In Assigning Guilt in the Huguely Murder Case, Consider the Sins of the Father—and Others

Though George Huguely V is the one going to prison, there are many other people who share in the blame of this tragedy.

Update (02/23): It seems as though George Huguely will spend the next 24 years behind bars in a Virginia state prison. Late Wednesday, a Charlottesville jury found the Chevy Chase native guilty of second-degree murder in the death of his on again, off again, girlfriend, Yeardley Love. Huguely broke into her apartment and battered her in a drunken rage in May 2010,  and left her bleeding on her pillow. Both were 22 and days away from graduating from the University of Virginia. The jury took three hours to sentence Huguely to 26 years. He has already been jailed for two, and Virginia does not allow parole, so it’s likely he will serve 24 more.

What has become known as the “lacrosse murder,” since both Huguely and Love played for the university’s championship teams, is a tragedy for both families, their friends, and the university. But there’s plenty of guilt weaved in amid the sadness. Keep in mind that on the Sunday before he smashed through Yeardley Love’s door, George V spent the entire day drinking—starting with beer in the morning, then wine at dinner, and more beer into the night. Who was by his side from breakfast through drunken swings at golf balls and that wine at dinner? His father, George Huguely IV. Not one of the teammates or roommates who testified in court mentioned the father admonishing the son. George V was unrestrained—by his father, his friends, his university.

See Also:

George Huguely and Yeardley Love: Love, Death, and Lacrosse

We often liken heart-wrenching tales such as this to Greek tragedies or Shakespearean dramas, but the Huguely story is a truly American tragedy, especially from the perspective of Chevy Chase, Maryland, where I spent months researching a feature for last May’s The Washingtonian.

The Huguely family left Ireland for Washington, DC, in the early 1900s. They settled into the capital city and started selling lumber with the Gallihers, another family of Irish immigrants, in 1916. Lumber from their yards helped build homes and buildings in the burgeoning capital city. The business grew with the city, and the families thrived. Successive generations of Huguelys worked hard and invested well. They went to the best private schools, such as Sidwell Friends and Landon, and the best colleges, such as the University of Pennsylvania and UVA.

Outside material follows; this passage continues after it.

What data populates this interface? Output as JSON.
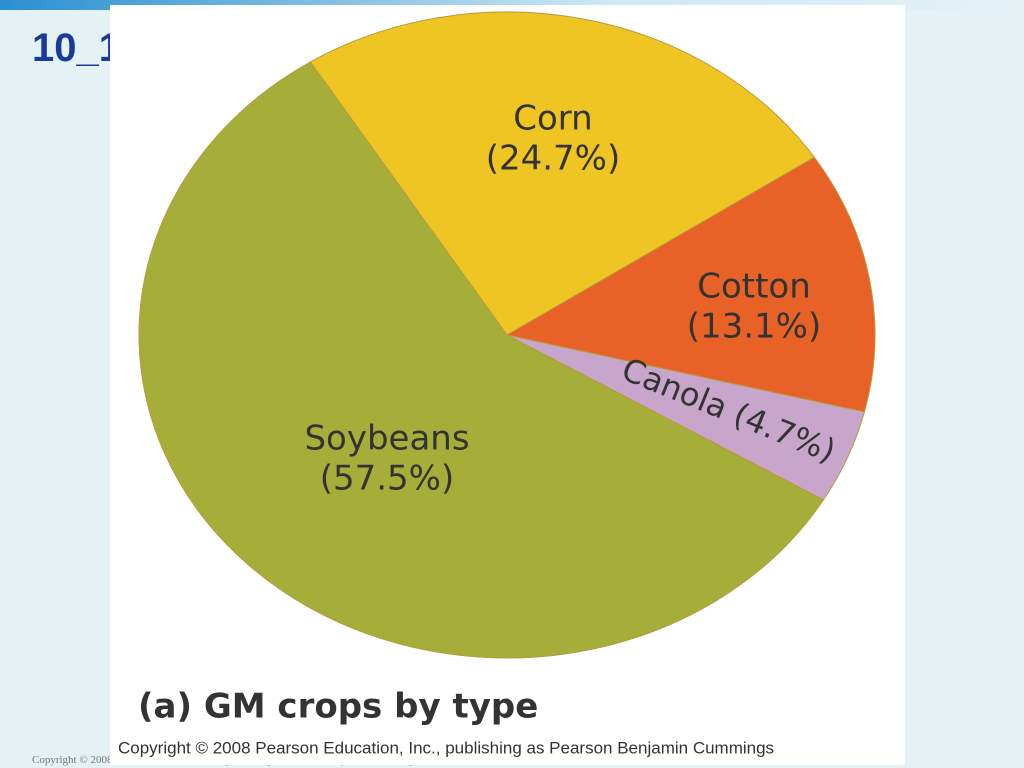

Then came George Huguely IV, the father of the young man accused of murder. George IV didn’t go to a great college and didn’t join the family business. His reputation in Washington was that of a party boy. Friends and acquaintances knew him from the bars where he spent his evenings. His marriage to Huguely’s mother, Marta, ended in a nasty divorce. I was able to read the records before they were sealed. In court filings, George IV described himself as broke and said he supported his lavish lifestyle with million-dollar loans from his father, George III, and by liquidating a $450,000 trust left by his grandfather, George Jr.

Marta and George IV fought over custody of George V and his younger sister, Teran. A judge had to order them to not communicate with the children in earshot. George IV agreed to alimony in the divorce settlement, but Marta had to take him to court to force him to pay.

As George V excelled in sports at Landon, an elite private school for boys in Bethesda, and then at the University of Virginia, his father tried to be one of the boys. He went drinking with young George and his buddies. He entertained them on booze-filled trips on his yacht, the Reel Deal. He hung out with them in Charlottesville.

As George V began to drink more beer and play less lacrosse, his father never ordered him to put on the brakes, according to friends of both. Even when George V was arrested in Lexington, Virginia, in 2008 for drunken behavior and resisting arrest, he suffered few consequences from his father.

Why was Huguely allowed to continue playing lacrosse when the team had a rule that drinking and getting arrested must be reported and might result in suspension? Because reporting such events was left to the players, which allowed the coach to look the other way.

Why did the Lexington arrest not get reported to UVA? Because privacy rules prevented sharing of information.

Why did Huguely’s friends and teammates fail to intervene, even when they knew he had assaulted Love in February, weeks before he broke into her room? Why did Love’s friends allow her to suffer the abuse? 

What about Love’s mother, Sharon? Love went home to Cockeysville, Maryland, outside of Baltimore, after Huguely assaulted and choked her in February of 2010. Her mother comforted her but declined to report the attack. What if she had?

In reaction to Love’s death, the university has implored students to intervene to stop drunken or abusive behavior; Virginia has tried to allow police departments to share information; and the athletic department has stiffened requirements for reporting misbehavior. All good intentions.

George Huguely V and Yeardley Love could have been saved from this tragedy if just one person—a parent, a friend, a cop—had had the moral fiber and guts to say no to George. That’s a tragedy.